Was im Ergebnis dann heißt, dass nicht der geförderte Wohnungsbau zustande kommt, den eine Stadt wie Leipzig tatsächlich braucht. Man kann die Landkreise ruhig mit einbeziehen. Ein künstlich fixierter Zielwert, der nicht zu den Einkommensklassen, wie sie in Leipzig tatsächlich die Regel sind, passt, entspannt den Wohnungsmarkt nicht.

Von den viel zu geringen Fördergeldern für geförderten Wohnungsbau an sich ganz zu schweigen. Der Grund ist simpel – und entlarvend: Auch Sachsens Wohnungspolitik sieht „den Markt“ als wichtigstes Regulationselement, obwohl der Markt schlicht nicht funktioniert, wenn Baupreise schneller steigen als die niedrigen Einkommen, um die es die ganze Zeit geht.

Die Einkommen jener Menschen, die auch in Leipzig im Schnitt 45 Prozent ihrer Einkommen für die Miete hinlegen und eben nicht die vom Amt für Statistik und Wahlen für die Gesamtstadt errechneten 30 bis 32 Prozent, in denen auch viele Gutverdiener-Haushalte stecken, die vom niedrigen Mietniveau der Vergangenheit profitieren oder die so gut verdienen, dass auch teure Wohnungen nur 20 Prozent ihres Einkommens beanspruchen.

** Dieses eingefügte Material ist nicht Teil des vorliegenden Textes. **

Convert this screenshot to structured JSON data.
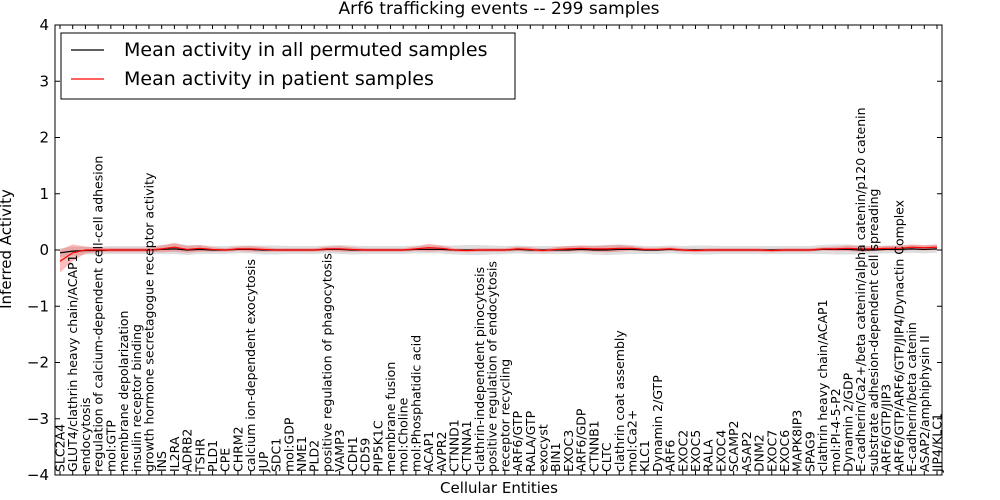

Durchschnitte verstellen die Sicht auf die Wirklichkeit und vor allem auf diejenigen, die wirklich unter den Marktverzerrungen leiden und dann lieber mit Familie in zu kleinen Wohnungen leben oder ganz auf Kinder verzichten.

Nur so als Folgerung: „Der Markt“ verachtet Kinder. Sie spielen in „seinen“ Renditeerwartungen keine Rolle.

Die Dimension „Familie“ müsste eigentlich die Politik bedenken und ermöglichen. Aber da tun sich nicht nur Stadtverwaltungen schwer. Vielleicht ist das Thema zu kompliziert oder einfach zu fremd. Entsprechend zäh waren ja die Verhandlungen der SPD als Juniorpartner der CDU, als sie 2016 überhaupt erst einmal eine Fördersumme für „sozialen“ Wohnungsbau aushandelten.

Mit einer viel zu geringen Summe, die nicht wirklich hilft, den Druck aus der schlechter verdienenden Stadtbevölkerung zu nehmen, die eher mit Lebensqualität und Kinderverzicht bezahlt, als zu rebellieren. Denn wer so existenziell ständig am Limit lebt, der rebelliert nicht. Der zündet auch keine Baukräne an. Der geht eher nicht mehr zur Wahl, wenn auf dem Wahlzettel keiner steht, der wirklich bereit ist, für die Lösung ihrer Probleme zu kämpfen.